Question

The following observations have been made about a certain reacting system: (i) When A, B, and C are mixed at about equal concentrations in a neutral solution, two different products are formed, D and E, with the amount of D about 10 times greater than the amount of E. (ii) If everything is done as in (i) except that a trace of acid is added to the reaction mixture, the same products are formed, except that now the amount of D produced is much smaller than (about 1% of) the amount of E. The acid is not consumed in the reaction. The following mechanism has been proposed to account for some of these observations and others about the order of the reactions:

$$\begin{gathered} \left(1\right)A+B\underset{k-1}{\overset{k2}{⟷}}F\left(Rapidequilbrium\right) \\ \left(2\right)C+F\stackrel{k_2}{\to } D\left(negligablereverserate\right) \\ \left(3\right)C+F\stackrel{k_3}{\to } E\left(negligablereverserate\right) \end{gathered}$$

a) Explain what this proposed scheme of reactions implies about the dependence (if any) of the rate of formation of D on the concentrations of A, of B, and of C. What about the dependence (if any) of the rate of formation of E on these same concentrations?

b) What can you say about the relative magnitudes of k₂and k₃?

c) What explanation can you give for observation (ii) in view of your answer to (b)?

Short answer

(a) The rate of formation of D and E increases with an increase in the concentration of C.

(b) k₂ is greater than k₁

(c) D is a kinetically controlled product and E is a thermodynamically controlled product.

Step-by-step solution

(a) Proposed mechanism

The proposed mechanism is

$$\begin{gathered} \left(1\right)\text{A+B}\underset{\text{k-1}}{\overset{\text{k2}}{⟷}}F\left(\text{Rapidequilbrium}\right) \\ \left(2\right)C+F\stackrel{{\text{k}}_2}{\to } D\left(\text{negligablereverserate}\right) \\ \left(3\right)\text{C+F}\stackrel{{\text{k}}_3}{\to } E\left(negligablereverserate\right) \end{gathered}$$

The amount of D formed is much greater than that of E even though the conditions are the same according to the question. By which one can understand that the rate of formation of D is greater than E , it means that F can participate in equilibrium reaction with A and B and also reacts with C to form D. Hence, when one can increase the concentration of A and B, the formation of D increases exceptionally, but in the case of the formation of E, reverse reaction to form A and B are dominant, hence a small quantity of F is available to give E.
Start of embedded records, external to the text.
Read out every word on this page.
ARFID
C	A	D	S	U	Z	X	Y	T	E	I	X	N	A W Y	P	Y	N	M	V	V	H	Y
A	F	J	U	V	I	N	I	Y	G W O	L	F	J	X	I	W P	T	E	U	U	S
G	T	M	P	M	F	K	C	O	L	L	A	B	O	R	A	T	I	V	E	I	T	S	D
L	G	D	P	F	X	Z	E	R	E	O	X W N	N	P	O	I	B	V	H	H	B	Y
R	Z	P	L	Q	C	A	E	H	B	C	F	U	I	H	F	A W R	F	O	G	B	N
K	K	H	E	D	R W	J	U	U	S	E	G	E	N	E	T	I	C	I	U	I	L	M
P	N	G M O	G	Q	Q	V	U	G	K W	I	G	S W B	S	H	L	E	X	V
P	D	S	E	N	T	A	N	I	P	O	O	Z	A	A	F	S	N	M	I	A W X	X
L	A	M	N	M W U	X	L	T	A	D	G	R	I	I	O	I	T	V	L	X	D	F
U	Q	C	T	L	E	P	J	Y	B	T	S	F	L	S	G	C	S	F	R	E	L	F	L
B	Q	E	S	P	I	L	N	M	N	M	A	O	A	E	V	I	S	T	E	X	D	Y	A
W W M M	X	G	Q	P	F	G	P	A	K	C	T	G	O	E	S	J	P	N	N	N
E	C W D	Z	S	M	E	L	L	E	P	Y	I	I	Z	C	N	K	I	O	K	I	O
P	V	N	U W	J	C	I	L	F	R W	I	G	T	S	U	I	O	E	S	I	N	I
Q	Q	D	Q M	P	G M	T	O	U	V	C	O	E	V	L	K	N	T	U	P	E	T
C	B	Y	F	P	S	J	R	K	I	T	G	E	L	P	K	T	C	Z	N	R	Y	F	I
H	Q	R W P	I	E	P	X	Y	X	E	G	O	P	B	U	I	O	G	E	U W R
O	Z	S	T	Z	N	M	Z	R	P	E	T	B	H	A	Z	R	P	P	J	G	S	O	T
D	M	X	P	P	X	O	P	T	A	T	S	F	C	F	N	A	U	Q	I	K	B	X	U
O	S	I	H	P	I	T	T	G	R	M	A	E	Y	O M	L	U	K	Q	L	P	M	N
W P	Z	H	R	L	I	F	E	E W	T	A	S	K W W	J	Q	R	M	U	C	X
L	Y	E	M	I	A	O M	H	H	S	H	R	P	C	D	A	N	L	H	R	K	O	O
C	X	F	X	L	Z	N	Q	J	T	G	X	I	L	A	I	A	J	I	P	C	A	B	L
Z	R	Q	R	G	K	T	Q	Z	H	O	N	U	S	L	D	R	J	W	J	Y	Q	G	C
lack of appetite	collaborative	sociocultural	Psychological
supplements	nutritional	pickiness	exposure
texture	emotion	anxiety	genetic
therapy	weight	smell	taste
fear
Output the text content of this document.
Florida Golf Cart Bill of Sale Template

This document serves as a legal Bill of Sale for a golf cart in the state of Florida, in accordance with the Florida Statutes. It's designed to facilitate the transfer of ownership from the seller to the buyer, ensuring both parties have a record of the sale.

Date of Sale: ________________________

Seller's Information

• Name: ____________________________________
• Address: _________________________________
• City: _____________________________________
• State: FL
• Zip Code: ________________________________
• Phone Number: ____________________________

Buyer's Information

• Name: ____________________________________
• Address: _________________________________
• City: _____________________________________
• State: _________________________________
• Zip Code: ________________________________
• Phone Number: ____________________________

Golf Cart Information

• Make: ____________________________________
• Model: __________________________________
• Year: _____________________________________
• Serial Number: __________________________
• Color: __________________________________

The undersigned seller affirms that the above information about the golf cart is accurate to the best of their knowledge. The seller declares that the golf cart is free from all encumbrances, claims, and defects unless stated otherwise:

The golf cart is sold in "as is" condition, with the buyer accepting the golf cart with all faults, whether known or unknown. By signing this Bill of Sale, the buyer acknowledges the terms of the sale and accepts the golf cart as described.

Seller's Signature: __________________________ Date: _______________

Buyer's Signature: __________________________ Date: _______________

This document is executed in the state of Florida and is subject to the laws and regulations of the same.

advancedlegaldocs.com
Therefore, the explanation is justified that the formation of E does not depend on the concentration of A and B ,while the second and third equation suggest that

The rate of formation of D and E increases with an increase in the concentration of C and hence rates expressions 2 and 3 are suggested.

(b) Magnitude of k2 and k3

Since the quantity or amount of D formed is more then the formation of E,while the same reaction conditions are appleid.So it is concluded that k₂ is much greater then k₃

(c) Explanation for the answer b

By maintaining all the reaction conditions same, except acid is added to the mixture, due to which yield of D has decreased significantly below E, this condition strongly suggests that in the presence of acid D would undergo reverse reaction in presence of acid to give back C and F. From the above discussions it is concluded that greater amount of F is available to form E . So finally it is concluded that D is a kinetically controlled product and E is a thermodynamically controlled product.